Orange County Executive Steven Neuhaus revealed in his daily COVID-19 Update on Saturday (May 16) that the governor’s office notified counties in the Mid-Hudson region that the region had not met one of the key metrics for reopening and that the state was “restarting the clock,” which might mean a delay in the region’s economy’s opening by as much as two weeks or more.

Neuhaus told viewers that he could not provide any further details because he had not had a formal meeting with other Mid-Hudson County Executives and the governor’s office and would provide updates to county residents on Monday.

Reports had surfaced that the Mid-Hudson region may be qualified for phase one of the reopening sometime this week, but that timeline appeared in possible jeopardy earlier this week.

“We were anticipating opening at the end of next week or somewhere around that area,” Neuhaus said on Saturday. “Now that clock has started again.”

He added, “That’s where we are right now,” Neuhaus said. “I don’t know what that timeline will be. Is it going to be the 12 to 14-day (period) now to start the clock?”

On Tuesday, May 19, New York State’s dashboard indicated that the Mid-Hudson once again qualified for five out of the seven metrics, up from four out of seven the day before. In addition, New York City now qualifies for four metrics, up from three the day before.

Orange County Executive Neuhaus in an exclusive interview with Real Estate In-Depth, noted that state officials in a conference call on Monday (May 18) did not discuss whether the slip from five metrics to four would cause any tangible delay in reopening the Mid-Hudson economy.

He said that Orange County and other counties may have gotten “Mother’s Day and Passover and Easter bumps” in hospitalizations, etc. due to the nice weather and holiday. However, he said that he is confident that in a few days the region will make inroads, including in hiring contact tracers, and is confident the region will be eligible for reopening relatively soon.

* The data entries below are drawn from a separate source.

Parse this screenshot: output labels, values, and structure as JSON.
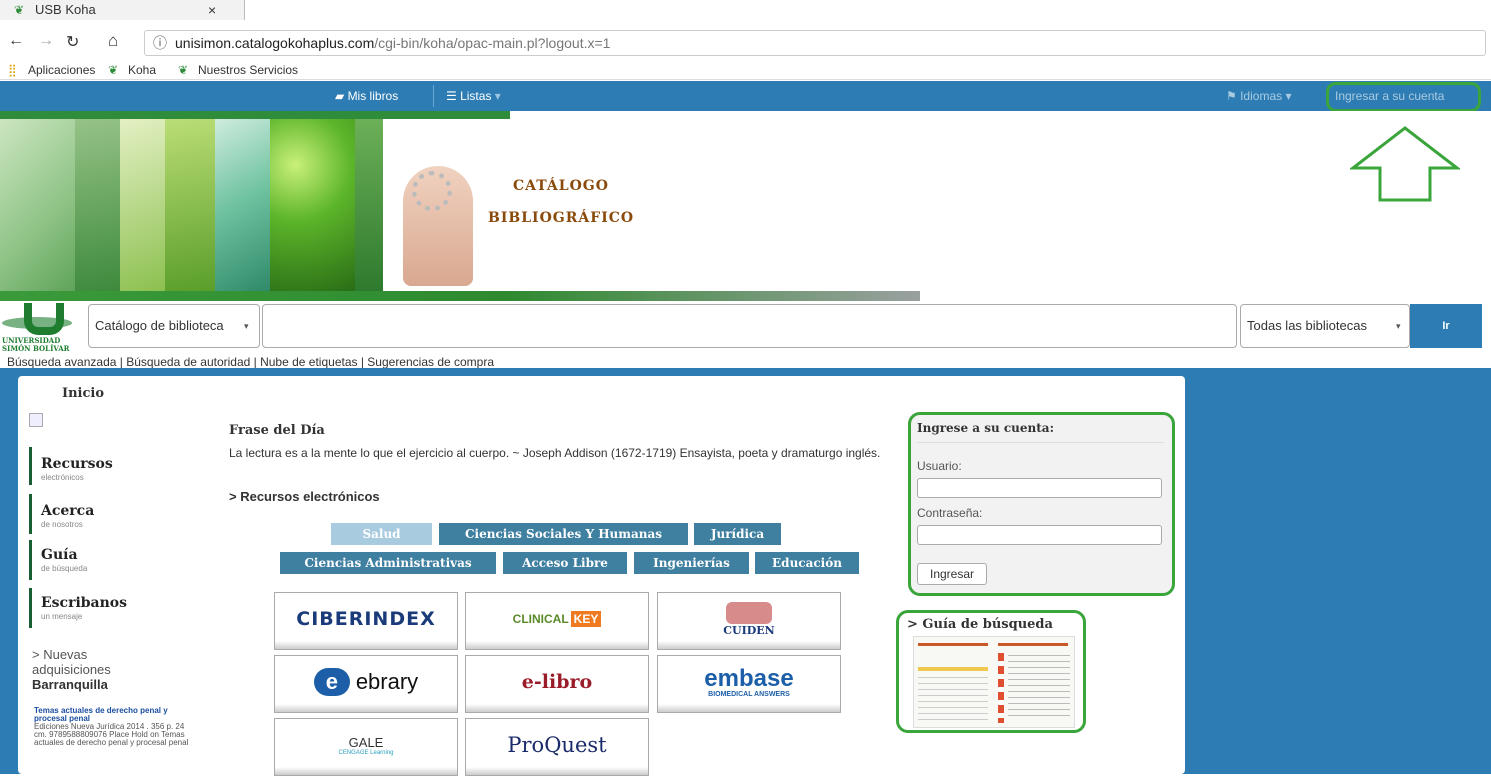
{
  "browser": {
    "tab_title": "USB Koha",
    "tab_close": "×",
    "url_host": "unisimon.catalogokohaplus.com",
    "url_path": "/cgi-bin/koha/opac-main.pl?logout.x=1"
  },
  "bookmarks": [
    "Aplicaciones",
    "Koha",
    "Nuestros Servicios"
  ],
  "navbar": {
    "mis_libros": "Mis libros",
    "listas": "Listas",
    "idiomas": "Idiomas",
    "ingresar": "Ingresar a su cuenta"
  },
  "banner": {
    "line1": "CATÁLOGO",
    "line2": "BIBLIOGRÁFICO"
  },
  "logo": {
    "line1": "UNIVERSIDAD",
    "line2": "SIMÓN BOLÍVAR"
  },
  "search": {
    "catalog_select": "Catálogo de biblioteca",
    "library_select": "Todas las bibliotecas",
    "go": "Ir"
  },
  "links": "Búsqueda avanzada | Búsqueda de autoridad | Nube de etiquetas | Sugerencias de compra",
  "sidebar": {
    "inicio": "Inicio",
    "items": [
      {
        "title": "Recursos",
        "sub": "electrónicos"
      },
      {
        "title": "Acerca",
        "sub": "de nosotros"
      },
      {
        "title": "Guía",
        "sub": "de búsqueda"
      },
      {
        "title": "Escribanos",
        "sub": "un mensaje"
      }
    ],
    "nuevas_prefix": "> Nuevas",
    "nuevas_2": "adquisiciones",
    "nuevas_3": "Barranquilla",
    "book_title": "Temas actuales de derecho penal y procesal penal",
    "book_text": "Ediciones Nueva Jurídica 2014 . 356 p. 24 cm. 9789588809076 Place Hold on Temas actuales de derecho penal y procesal penal"
  },
  "main": {
    "frase_title": "Frase del Día",
    "frase_text": "La lectura es a la mente lo que el ejercicio al cuerpo. ~ Joseph Addison (1672-1719) Ensayista, poeta y dramaturgo inglés.",
    "recursos": "> Recursos electrónicos",
    "tags_row1": [
      "Salud",
      "Ciencias Sociales Y Humanas",
      "Jurídica"
    ],
    "tags_row2": [
      "Ciencias Administrativas",
      "Acceso Libre",
      "Ingenierías",
      "Educación"
    ],
    "tiles": [
      "CIBERINDEX",
      "CLINICAL KEY",
      "CUIDEN",
      "ebrary",
      "e-libro",
      "embase",
      "GALE",
      "ProQuest"
    ],
    "clinical_1": "CLINICAL",
    "clinical_2": "KEY",
    "embase_sub": "BIOMEDICAL ANSWERS",
    "gale_sub": "CENGAGE Learning"
  },
  "login": {
    "title": "Ingrese a su cuenta:",
    "user_label": "Usuario:",
    "pass_label": "Contraseña:",
    "button": "Ingresar"
  },
  "guide": {
    "title": "> Guía de búsqueda"
  },
  "colors": {
    "navbar": "#2e7cb4",
    "highlight": "#3aa53a",
    "tag": "#3f7fa0",
    "tag_active": "#a9cbe0"
  }
}
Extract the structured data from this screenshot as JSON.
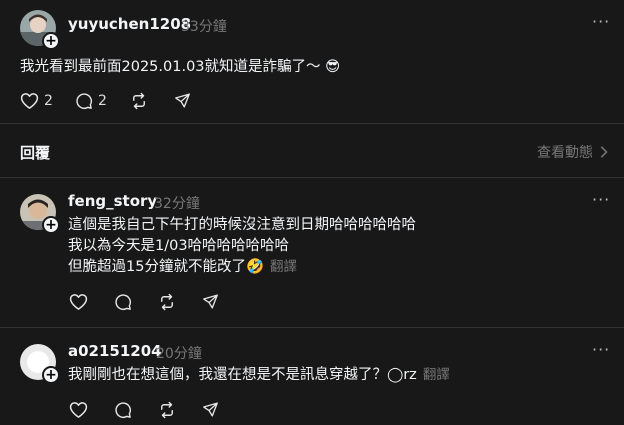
{
  "main_post": {
    "username": "yuyuchen1208",
    "timestamp": "33分鐘",
    "text": "我光看到最前面2025.01.03就知道是詐騙了～ 😎",
    "like_count": "2",
    "comment_count": "2"
  },
  "replies_header": {
    "title": "回覆",
    "view_activity": "查看動態"
  },
  "replies": [
    {
      "username": "feng_story",
      "timestamp": "32分鐘",
      "lines": [
        "這個是我自己下午打的時候沒注意到日期哈哈哈哈哈哈",
        "我以為今天是1/03哈哈哈哈哈哈哈",
        "但脆超過15分鐘就不能改了🤣"
      ],
      "translate": "翻譯"
    },
    {
      "username": "a02151204",
      "timestamp": "20分鐘",
      "lines": [
        "我剛剛也在想這個，我還在想是不是訊息穿越了？◯rz"
      ],
      "translate": "翻譯"
    }
  ],
  "icons": {
    "like": "heart-icon",
    "comment": "comment-icon",
    "repost": "repost-icon",
    "share": "send-icon",
    "more": "more-icon",
    "chevron": "chevron-right-icon",
    "follow": "plus-icon"
  },
  "colors": {
    "background": "#181818",
    "text": "#f3f5f7",
    "muted": "#777777",
    "divider": "#333333"
  }
}
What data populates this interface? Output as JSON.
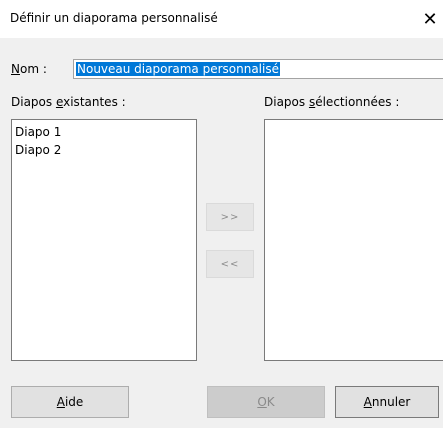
{
  "dialog": {
    "title": "Définir un diaporama personnalisé",
    "close_glyph": "✕"
  },
  "name": {
    "label_access": "N",
    "label_rest": "om :",
    "value": "Nouveau diaporama personnalisé"
  },
  "existing": {
    "label_pre": "Diapos ",
    "label_access": "e",
    "label_post": "xistantes :",
    "items": [
      "Diapo 1",
      "Diapo 2"
    ]
  },
  "selected": {
    "label_pre": "Diapos ",
    "label_access": "s",
    "label_post": "électionnées :",
    "items": []
  },
  "move": {
    "add_label": ">>",
    "remove_label": "<<"
  },
  "buttons": {
    "help_access": "A",
    "help_rest": "ide",
    "ok_access": "O",
    "ok_rest": "K",
    "cancel_access": "A",
    "cancel_rest": "nnuler"
  }
}
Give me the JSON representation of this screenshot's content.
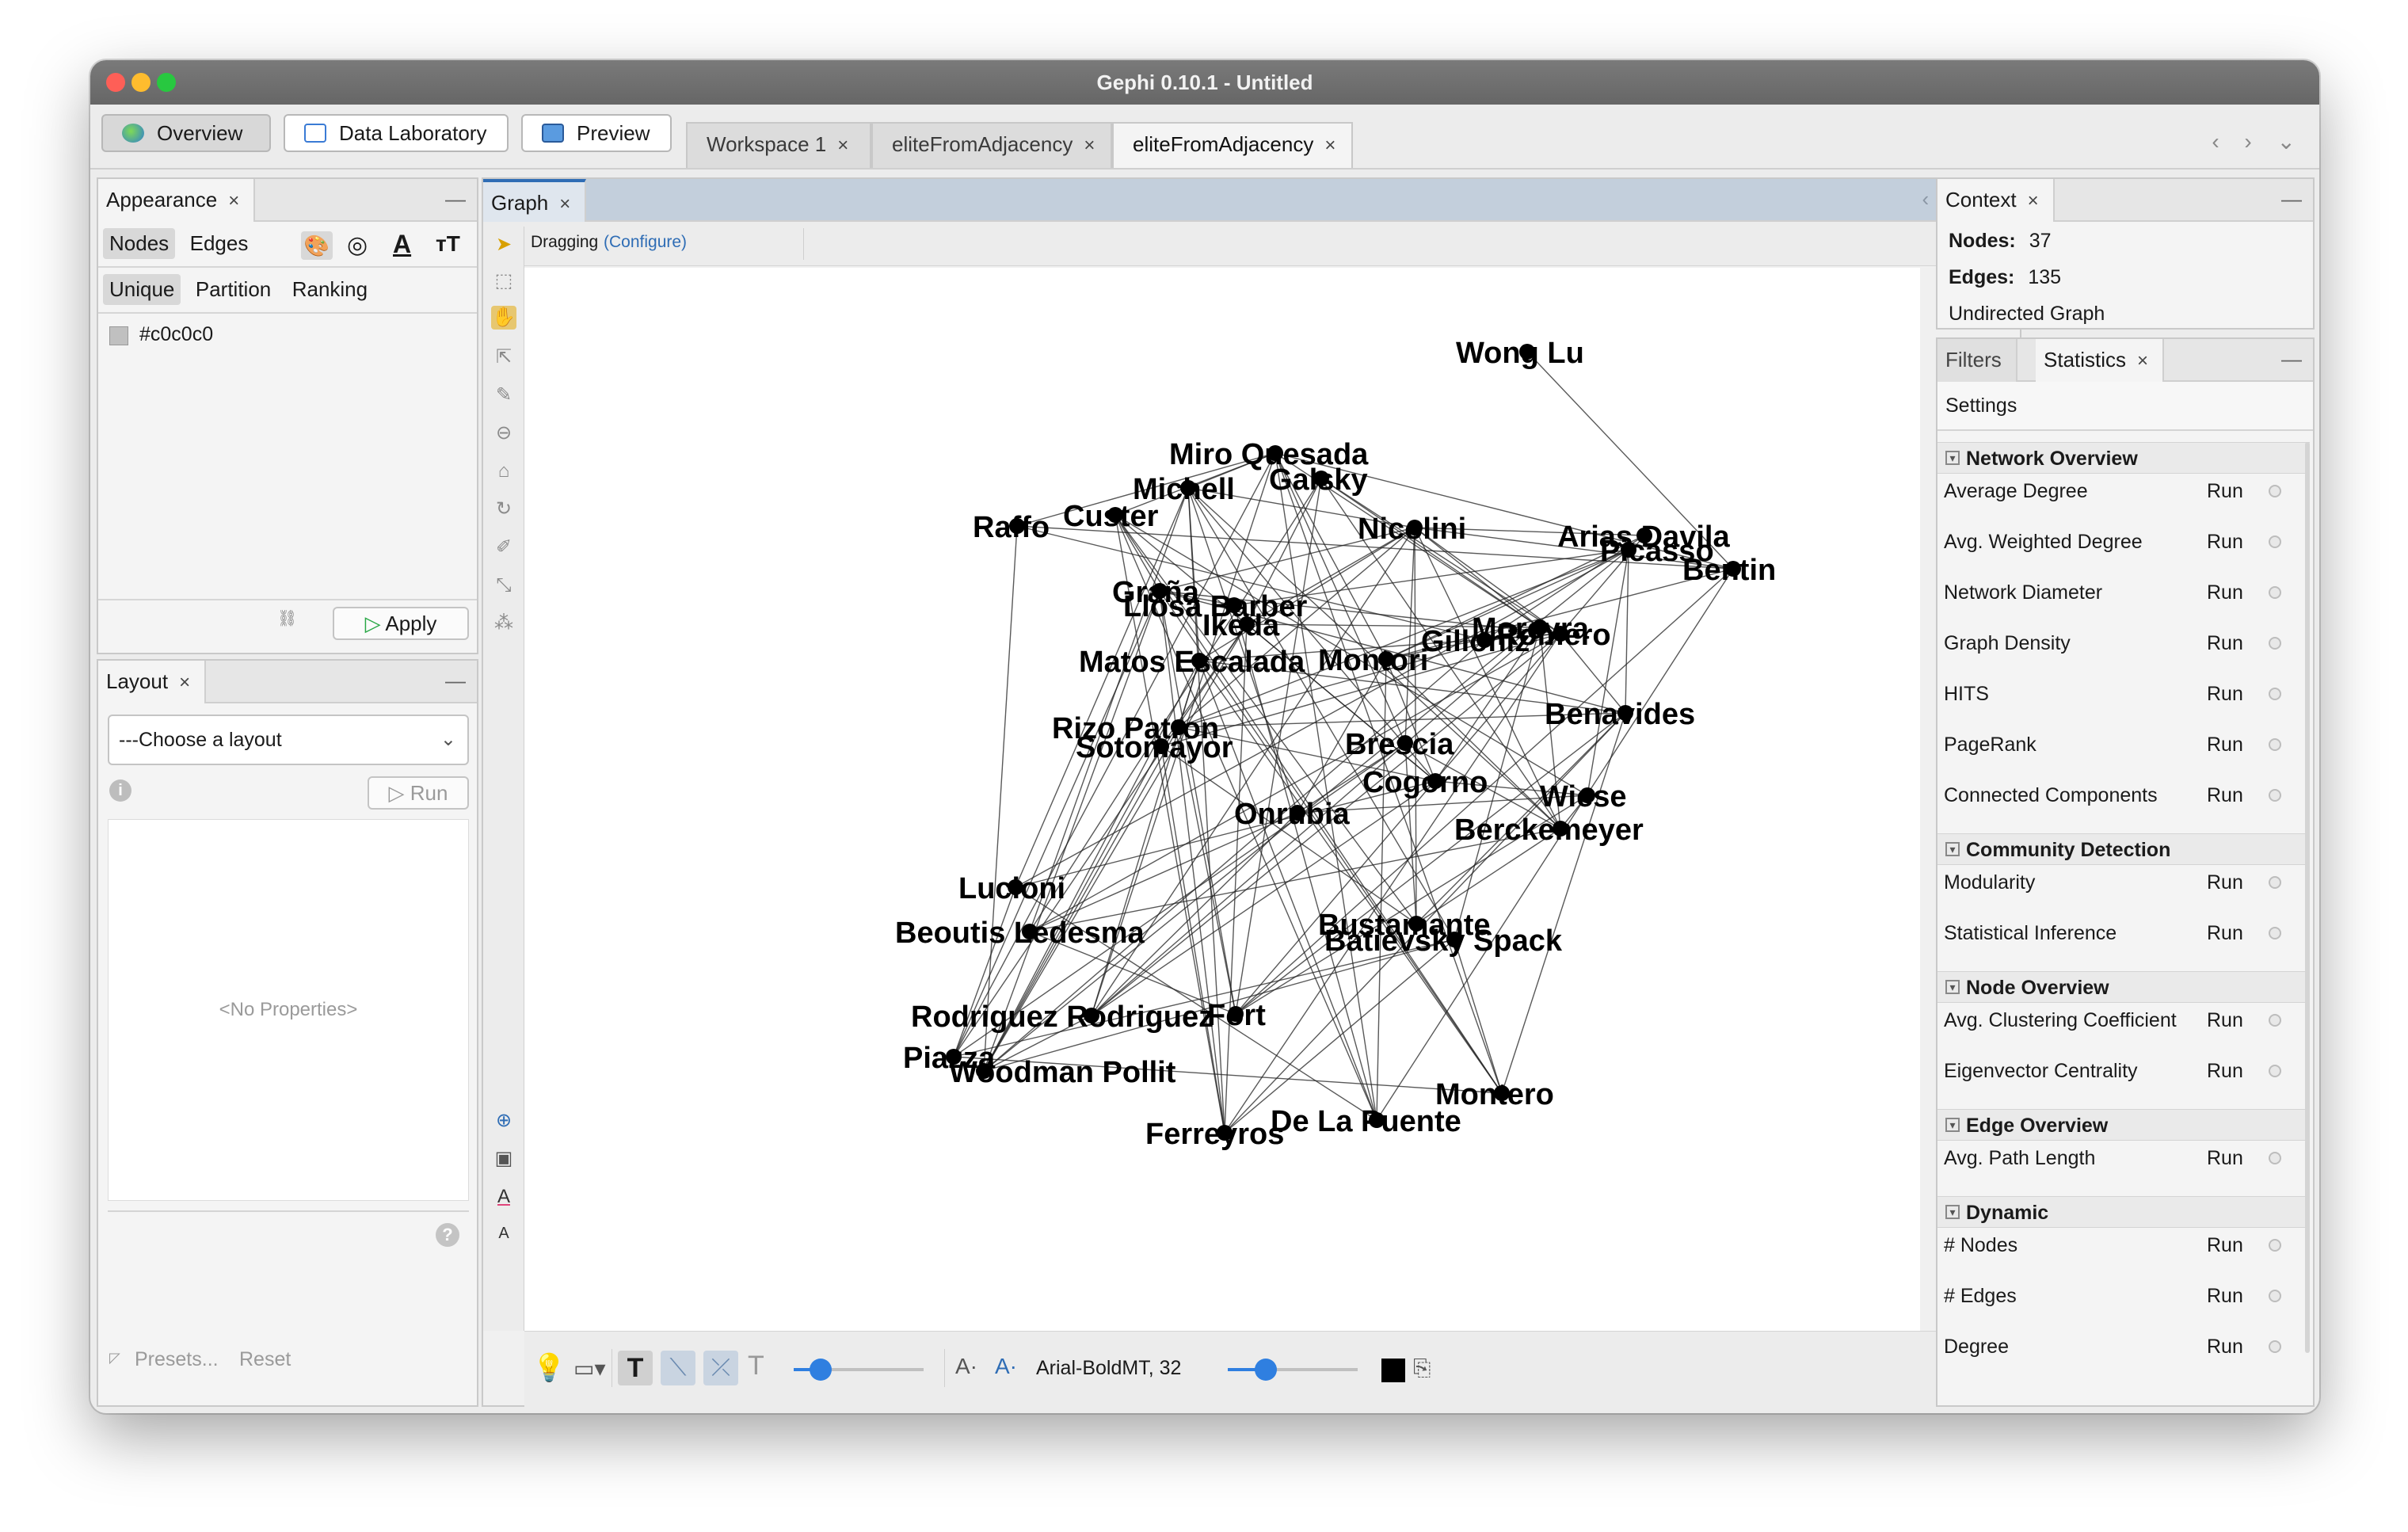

Neuhaus said in the phone interview with the newspaper, “I am optimistic that the region will open a lot sooner, (than expected earlier in the week due to the compliance downgrade) as early as this Friday or definitely sometime next week.”

The Orange County Executive also said he pointed out some major statistical and compliance inconsistencies with the state but stressed that the county executives are working with state officials to bring the Mid-Hudson into compliance.

Gov. Cuomo recently announced the following regions were approved to begin phase one of their respective economies’ reopening—the North Country, Central New York, Finger Lakes, Mohawk Valley and Southern Tier.

On Sunday, the governor announced that the Capital District and Western New York regions had achieved all seven metrics for reopening. The Western New York region reopened on May 19 and the Capital District reopened on May 20.